The county relies on a New Jersey case that does not permit a cost to cure or remediate deduction. In Inmar Associates, Inc. v. Borough of Carlstadt, 112 N.J. 593, 549 A.2d 38 (1988), the owner had an obligation under the New Jersey Environmental Cleanup Responsibility Act, N.J. Stat. Ann. § 13:1K-6 to -14, to remediate property that was contaminated with tar from a prior hot tar manufacturing operation. The New Jersey court stated that it was the owners' obligation not to contaminate the property, but to remediate the contamination when, or after, it occurred. Thus, cost to cure was not deemed a basis for determining or reducing the value of the property.

In affirming the BAA's order, we conclude that the deduction of costs to cure required by governmental remediation order represents the better approach to determine the actual value of a parcel when it is clear that, even by conservative estimates, the cost of remediation is greater than the value of the property if it were in a clean condition. Our analysis is supported by the General Assembly's instructions to assess the actual value with an eye toward minimizing costs, see § 39-1-104(11)(a)(II), and by the California court's decision in Mola Development Corp. v. Orange County Assessment Appeals Board, 80 Cal.App.4th 309, 95 Cal.Rptr.2d 546 (2000).

The BAA's assessment is supported by competent evidence. See Board of Assessment Appeals v. Colorado Arlberg Club, 762 P.2d 146, 151 (Colo.1988); see also § 24-4-106(7). It is unreasonable to assume that any buyer would be willing to purchase DuPont's property and assume the cost of restoration activities to a clean condition, given the eight-fold difference between the high and low estimates of cost of remediation.

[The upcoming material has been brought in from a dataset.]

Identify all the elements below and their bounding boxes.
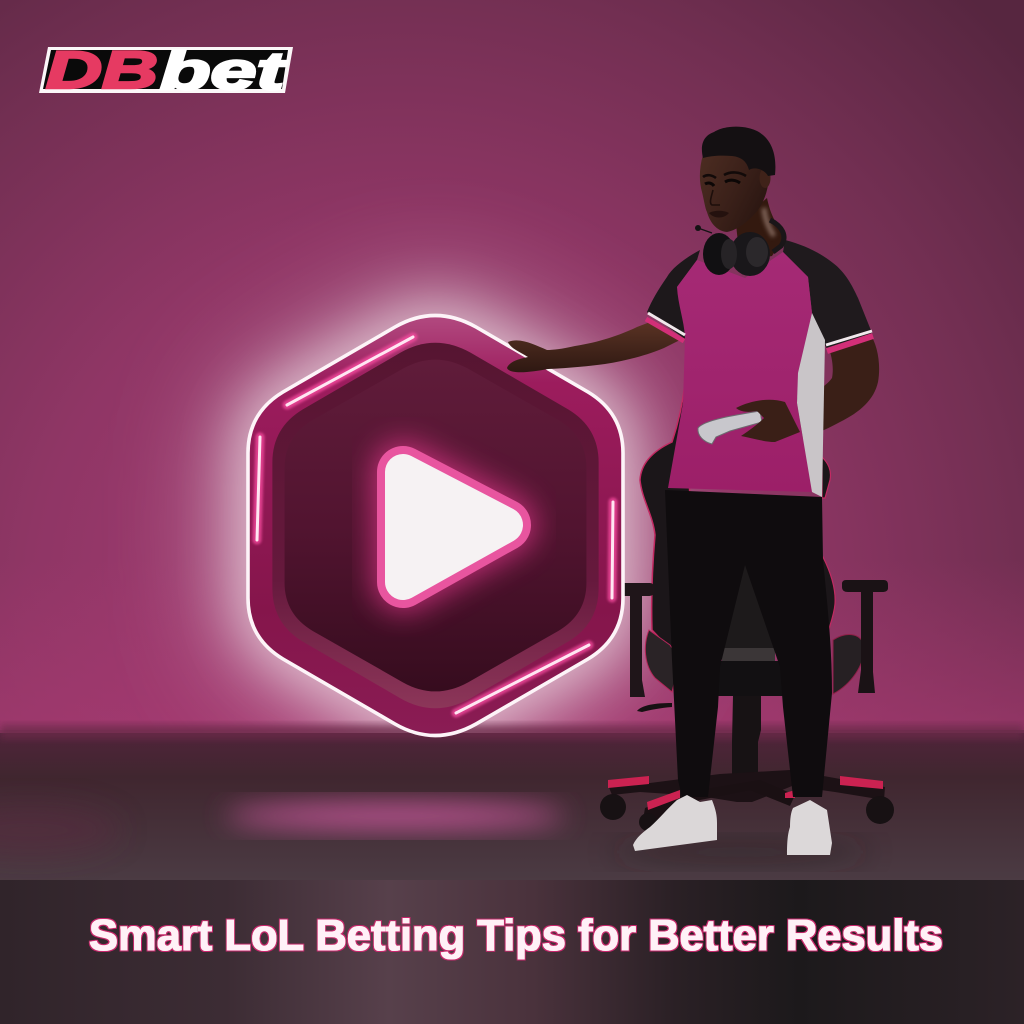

Moreover, the governmental remediation order imposes an irrevocable obligation on DuPont to complete the remediation. Accordingly, we agree with the BAA that the DuPont property is for all practical purposes valueless at this time. As remediation continues, and the costs to cure become more definite, the land may eventually become salable again.

The assessment analysis and order of the BAA best satisfies the requirements of § 39-1-104(11)(a)(II) under the facts of this case.

The order of the Board of Assessment Appeals is affirmed.

Chief Judge HUME and Judge ROY concur.

NOTES

[*] Sitting by assignment of the Chief Justice under provisions of Colo. Const. art. VI, § 5(3), and § 24-51-1105, C.R.S.2002.